12/23(火)唐さんのカメオ出演
『盲導犬』には唐さんの出番があります。
それは、「銀杏」が胴輪をはめられた後に悪夢の場面が終わり、
「破里夫」と「フーテン」が再登場してくる場面です。
そこに、こんなト書きがあります。
女、うずくまる。タダハル見おろす。
そっと胴輪に手をやる。ギターの音がする。
盲と少年が上手より現われる。
ファキイルの唄をうたっている。
少年と盲はどこで通じたか知らねども、
いやに馬が合っている。
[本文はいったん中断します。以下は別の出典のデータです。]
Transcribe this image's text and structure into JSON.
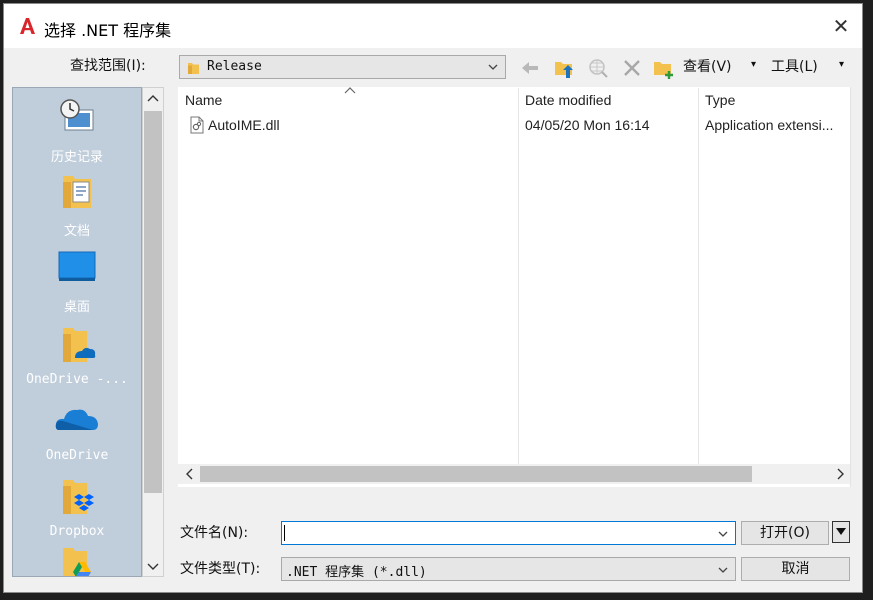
{
  "window": {
    "title": "选择 .NET 程序集",
    "close_glyph": "✕"
  },
  "toolbar": {
    "look_in_label": "查找范围(I):",
    "look_in_value": "Release",
    "views_label": "查看(V)",
    "tools_label": "工具(L)",
    "caret": "▾"
  },
  "places": {
    "items": [
      {
        "label": "历史记录",
        "icon": "history-icon"
      },
      {
        "label": "文档",
        "icon": "documents-folder-icon"
      },
      {
        "label": "桌面",
        "icon": "desktop-icon"
      },
      {
        "label": "OneDrive -...",
        "icon": "onedrive-folder-icon"
      },
      {
        "label": "OneDrive",
        "icon": "onedrive-cloud-icon"
      },
      {
        "label": "Dropbox",
        "icon": "dropbox-folder-icon"
      },
      {
        "label": "",
        "icon": "google-drive-folder-icon"
      }
    ]
  },
  "file_list": {
    "columns": [
      "Name",
      "Date modified",
      "Type"
    ],
    "rows": [
      {
        "name": "AutoIME.dll",
        "date": "04/05/20 Mon 16:14",
        "type": "Application extensi..."
      }
    ]
  },
  "bottom": {
    "filename_label": "文件名(N):",
    "filename_value": "",
    "filetype_label": "文件类型(T):",
    "filetype_value": ".NET 程序集 (*.dll)",
    "open_label": "打开(O)",
    "cancel_label": "取消"
  },
  "colors": {
    "accent": "#0078d7",
    "places_bg": "#c0cddb",
    "folder": "#f2c14e",
    "logo_red": "#d9262b"
  }
}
その筈だ!
フーテン少年のズボンは尻のところだけ大きな穴が
あいていて、尻のお肌が見えてしまっている。
すでに風は彼を犯してしまったのか!?
このト書は、客の中から急に一人の男が立ち上って
言う。今、書いたことも言う。
最後の2行。これが、ただのト書きでなく、誰かが読み上げるべき
ものとして書かれているものだという指示です。
初演時、これは唐さんが読んだらしい。
当時、状況劇場は『ベンガルの虎』を上演中でしたが、
唐さんは自分の劇団の芝居の合間にアートシアター新宿文化に
駆けつけては、これをやっていたということです。
ウケたでしょうね。
「銀杏」と「タダハル」役の役者にとってみれば、なんだか
人形浄瑠璃のような場面だな、とも思います。
自分の描いた芝居を優れた他団体のメンバーが上演して、
そこに飛び入りする。唐さんにとって至福の時だったと想像します。